Il va dès lors tout faire pour châtier les assassins de son oncle, et ne va pas tarder à entrer en conflit avec le lieutenant de son oncle, le très charismatique Marc Antoine, qui revendique lui aussi l’héritage césarien. Mais Octave ne va pas affronter directement Marc Antoine dès les premiers temps, conscient que ce dernier possède le soutien des armées de Rome. Il accepte en 44 avant JC de former le triumvirat en compagnie de Lépide et de Marc Antoine. Les trois hommes se partagent le monde romain : Octave obtient le monde romain (Italie et Europe), Lépide aura l’Afrique, et Marc Antoine le monde oriental (et surtout l’Egypte où règne alors Cléopâtre).

Buste de Julia l’Ainée

Jusqu’en 42 avant JC, Octave va s’attacher à traquer ses opposants (qui la plupart avait trempé dans l’assassinat de Jules César), et va patiemment éliminer Cicéron, Cassius (qui préfère se suicider) et surtout l’autre fils adoptif de Jules César, Brutus, qui avait participé au meurtre de Jules César en lui administrant le dernier coup de poignard fatal.

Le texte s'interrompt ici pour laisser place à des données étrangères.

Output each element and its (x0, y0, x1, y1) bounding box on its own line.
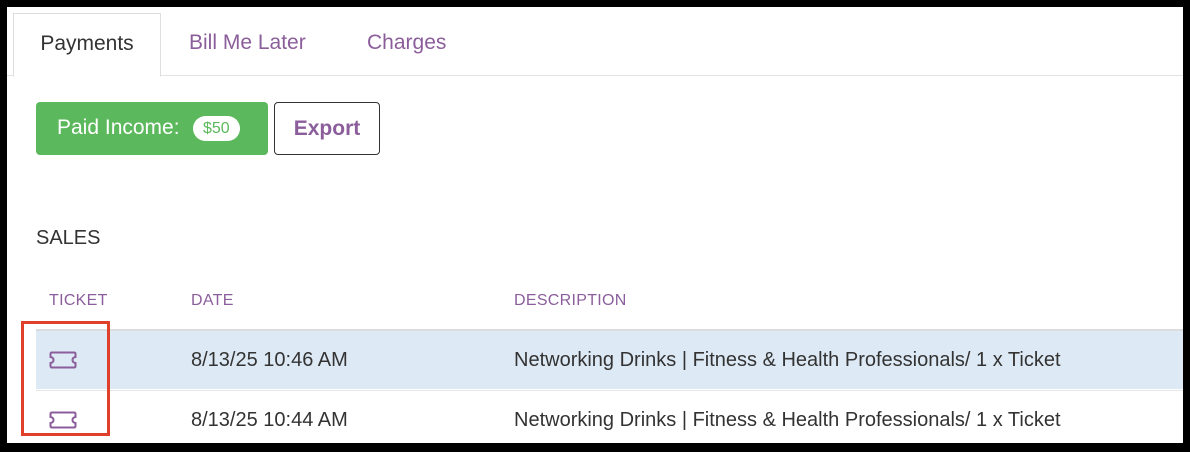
paid-income-badge: $50 (193, 116, 240, 141)
sales-heading: SALES (36, 227, 101, 249)
paid-income-label: Paid Income: (57, 116, 180, 139)
export-button[interactable]: Export (274, 102, 380, 155)
tab-charges[interactable]: Charges (367, 7, 446, 76)
row-date: 8/13/25 10:44 AM (191, 409, 348, 431)
row-description: Networking Drinks | Fitness & Health Pro… (514, 409, 1061, 431)
paid-income-button[interactable]: Paid Income: $50 (36, 102, 268, 155)
tab-bar: Payments Bill Me Later Charges (7, 7, 1183, 77)
tab-payments[interactable]: Payments (13, 13, 161, 77)
row-description: Networking Drinks | Fitness & Health Pro… (514, 349, 1061, 371)
tab-bill-me-later[interactable]: Bill Me Later (189, 7, 306, 76)
tab-divider (7, 75, 1183, 76)
column-header-date: DATE (191, 292, 234, 309)
table-row[interactable]: 8/13/25 10:44 AM Networking Drinks | Fit… (36, 390, 1183, 443)
column-header-description: DESCRIPTION (514, 292, 627, 309)
table-row[interactable]: 8/13/25 10:46 AM Networking Drinks | Fit… (36, 331, 1183, 389)
payments-panel: Payments Bill Me Later Charges Paid Inco… (7, 7, 1183, 443)
row-date: 8/13/25 10:46 AM (191, 349, 348, 371)
ticket-icon[interactable] (49, 411, 77, 429)
column-header-ticket: TICKET (49, 292, 108, 309)
ticket-icon[interactable] (49, 351, 77, 369)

Octave n’a pas l’âme d’un guerrier comme Marc Antoine, mais c’est un animal politique qui sait se sacrifier lorsque l’enjeu en vaut la peine. C’est ainsi qu’il accepte de se marier pour raison politique : sa première épouse s’appelle Clodia Pulchra, et elle est la belle fille de Marc Antoine (elle est née d’un premier mariage de Fulvie qui est alors l’épouse de Marc Antoine). L’union de Clodia et d’Octave n’est pas heureuse, et Octave se désintéresse totalement de la jeune femme. Lorsqu’une nouvelle alliance s’offre à lui, il n’hésite pas à divorcer de la jeune femme en – 40 avant JC, son mariage n’ayant duré que quelques mois, et n’ayant produit aucun enfant.

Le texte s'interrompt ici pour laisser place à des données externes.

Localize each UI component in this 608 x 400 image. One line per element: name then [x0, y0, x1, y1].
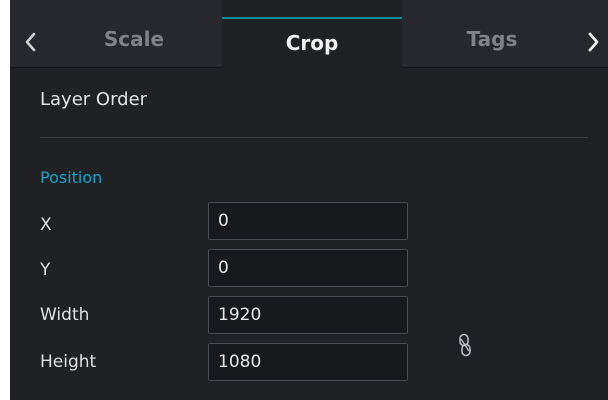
height-label: Height: [40, 352, 97, 372]
tab-crop-label: Crop: [285, 31, 339, 55]
x-label: X: [40, 215, 52, 235]
chevron-left-icon[interactable]: [18, 28, 42, 56]
y-input[interactable]: [208, 249, 408, 287]
tab-scale[interactable]: Scale: [48, 0, 220, 68]
y-label: Y: [40, 260, 51, 280]
width-input[interactable]: [208, 296, 408, 334]
tab-tags-label: Tags: [466, 27, 518, 51]
properties-panel: Scale Crop Tags Layer Order Position X Y…: [10, 0, 608, 400]
section-divider: [40, 137, 588, 138]
tab-bar: Scale Crop Tags: [10, 0, 608, 68]
position-section-title: Position: [40, 168, 103, 187]
chevron-right-icon[interactable]: [582, 28, 606, 56]
chain-link-icon[interactable]: [457, 333, 473, 357]
tab-crop[interactable]: Crop: [222, 0, 402, 68]
x-input[interactable]: [208, 202, 408, 240]
layer-order-label: Layer Order: [40, 89, 148, 110]
width-label: Width: [40, 305, 90, 325]
tab-tags[interactable]: Tags: [406, 0, 578, 68]
tab-scale-label: Scale: [103, 27, 165, 51]
height-input[interactable]: [208, 343, 408, 381]
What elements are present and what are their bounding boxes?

Son nouvel ennemi, à cette époque, se nomme Sextus Pompée : ce général romain tient la Sicile, la Sardaigne et la Corse, et ne cache pas ses ambitions politiques. Pour tenter de museler ce nouvel adversaire, Octave accepte d’épouser la belle sœur de Sextus Pompée : son deuxième mariage se conclut quelques jours après son divorce d’avec Clodia, et il épouse Scribonia. Cette dernière est beaucoup plus âgée qu’Octave, est peu séduisante, et est déjà deux fois veuve. Ses deux premiers maris furent des consuls romains, et elle a eu deux enfants de son deuxième époux. Dotée d’un caractère difficile, Scribonia a aussi la réputation d’avoir eu des mœurs dépravées.

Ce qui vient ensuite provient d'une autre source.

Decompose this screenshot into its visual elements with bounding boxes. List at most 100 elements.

Inutile de dire qu’Octave n’est pas plus heureux dans ce deuxième mariage qu’il ne l’avait été dans le premier. Seul un événement de bonne augure va lui redonner un peu de baume au cœur, en effet, au cours de l’été – 39 avant JC, l’épouse d’Octave se retrouve enceinte. Fou de joie à l’idée d’avoir un héritier, Octave fait contre mauvaise fortune bon cœur, et tente de relancer sa vie conjugale. C’est sans compter avec le destin qui va le mettre en relation avec l’unique femme de sa vie, et celle qui restera son seule et unique amour : Livie.

Au cours de l’été, les nobles républicains, proscrits après l’assassinat de César, commencent à revenir à Rome. Parmi eux se trouve Tiberius Claudius Néron, accompagné de son fils Tibère (le futur 2ème empereur de Rome) et de sa jeune épouse Livie. Elle est à peine âgée de dix neuf ans, mais elle est charmante, avec un sourire qui illumine son ravissant visage. De plus, elle est enceinte de son deuxième enfant.

Octavius devenu l’empereur Auguste, père de Julia l’Ainée

Le hasard veut qu’Octave rencontre ce couple d’anciens proscrits. Il éprouve sur le champ un coup de foudre pour cette aristocrate belle et décidée, qui a fait la preuve de son courage dans l’exil, et ses tribulations, où elle a suivi son mari. L’amour fou d’Octave va le décider à prendre en main sa vie amoureuse : il aime Livie, il la veut, et elle sera sienne. C’est décidé, il fera de Livie sa troisième épouse.

Il obtient (chose surprenante) l’accord du mari de Livie, en effet Tiberius Néron cède ses droits conjugaux sur Livie, et consent à divorcer d’elle (alors même qu’elle est enceinte de son enfant). Quant à Octave, il obtient l’autorisation du collège religieux des Pontifes, qui ne montre guère de difficultés, et il se fiance sur le champ avec Livie dans la demeure même de l’ex-époux, Néron, qui souhaite au couple tout le bonheur possible.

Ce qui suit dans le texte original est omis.